Полнота феноменальна, то есть она может быть только в виде феномена, а не на уровне реального охвата предмета, реального прохождения всего расстояния до предмета, до наших кусков души, которые разбросаны вокруг и которые ни в какое конкретное время собрать мы не можем. Не успеем. А феномен есть то, что сокращает, то, что своей феноменальной видимостью дает нам феноменальную полноту, реально невозможную. Такой феноменальной полнотой для Пруста является (что систематически практикуется им на деле, и иногда он говорит об этом аналитически или рефлексивно, как бы со стороны по отношению к своему собственному труду) уровень чувственного отношения к сущности. Это кажется противоречием в терминах, потому что по определению сущностью мы называем нечто, отличное от явления. Явление мы воспринимаем чувственно, но процессами активности мышления, рассуждения и вывода мы устанавливаем стоящую за явлениями сущность. В этом смысле сущность всегда есть рассудочный предмет некоторых идеальных абстрактных операций нашего мышления. Так же как, скажем, знак или имя есть лишь обозначение предмета. Но Пруст, как и современная философская феноменология (которую Пруст, естественно, не знал, и слава Богу, но феноменологические задачи он выполнил лучше и грамотнее многих современных ему феноменологов), имеют в виду такое чувственное отношение, то есть такой элемент сознательного тела (а сознательное тело есть тело наших чувств, их орган, рождающий наши чувства и состояния), когда сам материальный вид предмета является его пониманием или сущностью. Для аналогии сошлюсь на проблему, которая поможет вам добавить собственные соображения и самим понять то, о чем я говорю. Вы знаете, что есть очень старое определение Бога. Оно гласит: Бог есть то, имя чего и есть Его существование. Поэтому, кстати, и было запрещено его называть. Попробуйте добавить эту ассоциацию к сказанному.

Значит, уровень феноменов есть уровень чувств, установленного чувственного отношения к сущности. Тем самым, феномен есть дискретизация мира. В то время как абстрактные значения имен или абстрактные сущности, стоящие за явлениями, могут непрерывно переноситься и быть добавлены из одного мира к другому, от одного человека к другому человеку, так как обладают непрерывностью коммуникации, — чувственное отношение к сущности, отношение к сущности на чувственном уровне прерывает эту коммуникацию и дискретизирует сущность.

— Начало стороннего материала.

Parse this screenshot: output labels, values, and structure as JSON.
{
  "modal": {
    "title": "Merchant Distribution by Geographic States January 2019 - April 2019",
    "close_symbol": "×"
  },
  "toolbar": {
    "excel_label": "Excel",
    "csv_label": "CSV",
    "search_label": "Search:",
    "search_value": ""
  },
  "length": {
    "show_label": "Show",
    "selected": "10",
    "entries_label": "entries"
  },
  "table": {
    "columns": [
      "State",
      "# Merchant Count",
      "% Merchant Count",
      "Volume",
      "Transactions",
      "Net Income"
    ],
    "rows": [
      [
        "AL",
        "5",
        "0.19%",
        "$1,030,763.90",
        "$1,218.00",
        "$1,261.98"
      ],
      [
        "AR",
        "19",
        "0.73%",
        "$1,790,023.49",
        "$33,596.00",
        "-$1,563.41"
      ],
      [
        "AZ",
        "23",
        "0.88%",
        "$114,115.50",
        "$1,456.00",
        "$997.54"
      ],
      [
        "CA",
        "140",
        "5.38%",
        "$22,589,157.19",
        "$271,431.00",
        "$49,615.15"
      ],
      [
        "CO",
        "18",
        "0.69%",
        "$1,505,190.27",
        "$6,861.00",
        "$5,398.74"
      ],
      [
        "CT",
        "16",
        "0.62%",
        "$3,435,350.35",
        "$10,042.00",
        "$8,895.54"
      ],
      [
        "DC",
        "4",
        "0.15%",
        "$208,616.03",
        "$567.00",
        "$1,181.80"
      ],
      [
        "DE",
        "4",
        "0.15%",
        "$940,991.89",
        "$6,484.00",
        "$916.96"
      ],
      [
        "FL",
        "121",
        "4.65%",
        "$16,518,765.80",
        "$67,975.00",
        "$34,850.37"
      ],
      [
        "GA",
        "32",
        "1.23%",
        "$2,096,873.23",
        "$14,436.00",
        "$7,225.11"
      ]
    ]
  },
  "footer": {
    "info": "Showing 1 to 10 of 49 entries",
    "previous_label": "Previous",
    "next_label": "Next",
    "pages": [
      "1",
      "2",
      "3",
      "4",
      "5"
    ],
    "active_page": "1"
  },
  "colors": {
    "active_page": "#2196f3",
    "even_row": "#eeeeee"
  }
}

Представьте себе непрерывную струю воды — и вдруг она капельно делится, прерывается… Так и у Пруста: то, что называется мирами, и есть перерывы по линии установленного отношения к сущности, перерывы миров. То, что внутри перерыва, и есть мир. Другая дискретизация, какое-то иное установление чувственного отношения к сущности — это другой мир. Поэтому то, что Прустом называется «я», есть «я» как носитель операции на сознательном теле. Повторяю, «я», как носитель операций или состояний на сознательном теле, плюс мир этого «я'*. Вот что такое множественность, множественное «я» у Пруста. Значит, каждое из них есть «я*' (в обычном психологическом смысле), но «я», связанное или выполняющее свои операции на сознательном теле, и это «я» принадлежит миру, в котором тело движется. Тому миру, в котором отношение к сущностям выполняется феноменологически полно на уровне чувственного отношения к сущности. И носителями такого отношения всегда являются особые материальные образования, или, по словам Пруста. — неизвестное материальное тело, не содержащее в себе никаких пустот, которые заполнялись бы произволом интерпретации. Например, голос Берма, фразировка которого есть само расположение этой фразировкой содержания, высказываемого в пении. Или — тело Сен-Лу. само показывающее собою свою сущность, так. что акты понимания этого тела не есть выходы за рамки его материи, собственного материального расположения. Оно как бы само собою о себе говорит, что оно есть на самом деле. В теле Сен-Лу мне чувственно доступна сущность аристократа. А в других телах — это рассудочная сущность, то есть просто выводимое мною заключение о многоразличных явлениях. Поэтому явлений много, а феномен один. И этот феномен со знаком единицы есть феномен мира или индивида. Значит, индивидами у Пруста являются миры, но миры определенные так, как я говорю.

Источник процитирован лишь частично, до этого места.